The First Amendment to the U.S. Constitution guarantees that the government will not interfere with the free exercise of religion or limit free speech. But we know that there are limits. The question for private employers is how these constitutional protections square with business policy. When and to what extent can an individual’s First Amendment rights be curtailed within the workplace? It can be a slippery slope.

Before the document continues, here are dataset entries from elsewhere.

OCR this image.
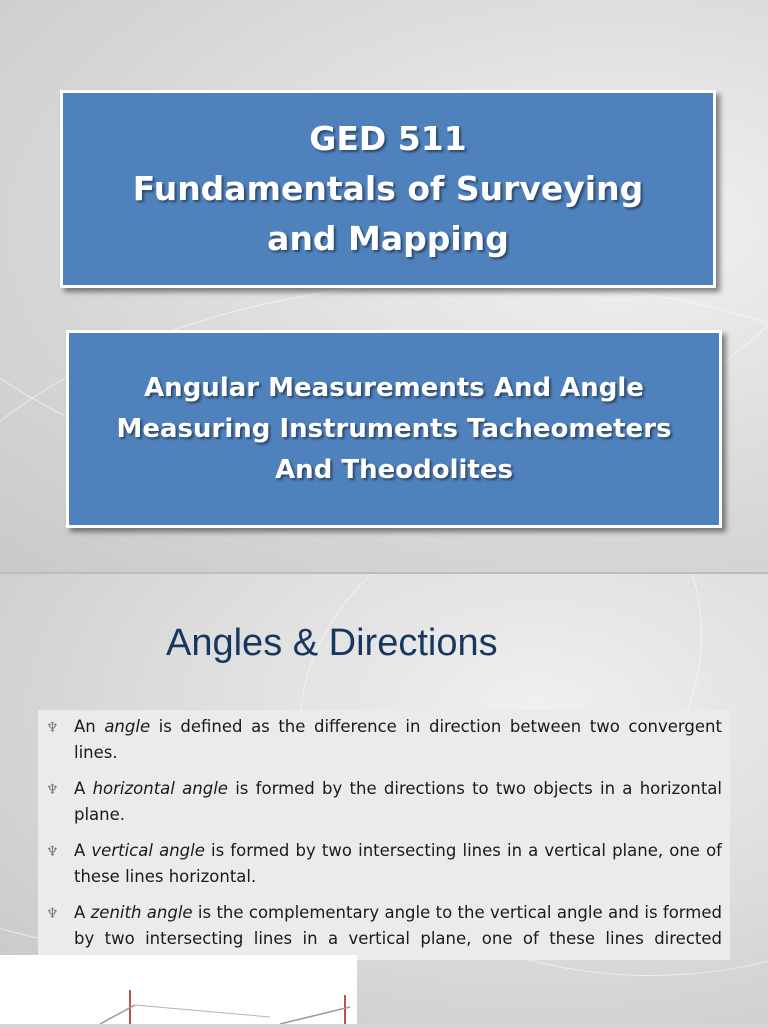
GED 511
Fundamentals of Surveying and Mapping
Angular Measurements And Angle Measuring Instruments Tacheometers And Theodolites
Angles & Directions
♆ An angle is defined as the difference in direction between two convergent lines.
♆ A horizontal angle is formed by the directions to two objects in a horizontal plane.
♆ A vertical angle is formed by two intersecting lines in a vertical plane, one of these lines horizontal.
♆ A zenith angle is the complementary angle to the vertical angle and is formed by two intersecting lines in a vertical plane, one of these lines directed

What the Supreme Court has to say
In June, the U.S. Supreme Court said a high school football coach had the right under the Free Exercise and Free Speech Clauses of the U.S. Constitution to private prayer on the football field. The Court did not agree with the public school district that allowing this private prayer, which was viewed in public, amounted to endorsing religion, which would violate the Establishment Clause of the U.S. Constitution. According to the Court, “The Free Exercise and Free Speech Clauses of the First Amendment protect an individual engaging in a personal religious observance from government reprisal; the Constitution neither mandates nor permits the government to suppress such religious expression.” Because the school district was government funded, it was subject to this constitutional rule.
Private employers and free speech
Employees in companies, whether private or publicly trade (referred to throughout this blog as “private employers”), are not subject to the federal constitutional protections; the federal constitutional protections only bar government action. However, employees of private employers have civil rights guarantees. They cannot be discriminated against on the basis of race, color, national origin, disability, age, religion, and sex (including pregnancy, sexual orientation, and gender identity). So, if company policy permits certain speech in the workplace, it cannot bar a group (e.g., those of a certain religion) from exercising their right to such speech.
Some states have laws guaranteeing free speech by employees in private companies. For example, Connecticut’s law creates liability for an employer for the discipline or discharge of an employee on account of the employee’s exercise of certain constitutional rights, including free speech. But this protection is conditioned on the activity not substantially or materially interfering with the employee’s bona fide job performance or the working relationship between the employee and the employer.
In today’s highly-charged political atmosphere, employees’ views are bound to come out in the workplace. Again, as long as it doesn’t disrupt usual business activities, it likely can’t be barred. California law specifically says employees can’t be discriminated against on the basis of their political affiliation or political activity. However, this doesn’t mean employees can use work time to advance their personal political objectives or interfere with productivity.
Employees’ speech related to the terms and conditions of employment is protected under the National Labor Relations Act (NLRB) This is so for both union and non-union companies. This protection allows employees to voice their opinions on work conditions, compensation, whether to unionize, and even general causes (e.g., increases in minimum wage laws). NLRB-protected free speech covers speech within the confines of the company as well as on social media.
If a company wants to make policy that could be construed as restricting free speech, tread lightly. The majority of states has some protection for employees’ activities when off duty (e.g., their social media postings on their own time). Be sure to take this into account. Best strategy: have the policy reviewed by a labor law attorney.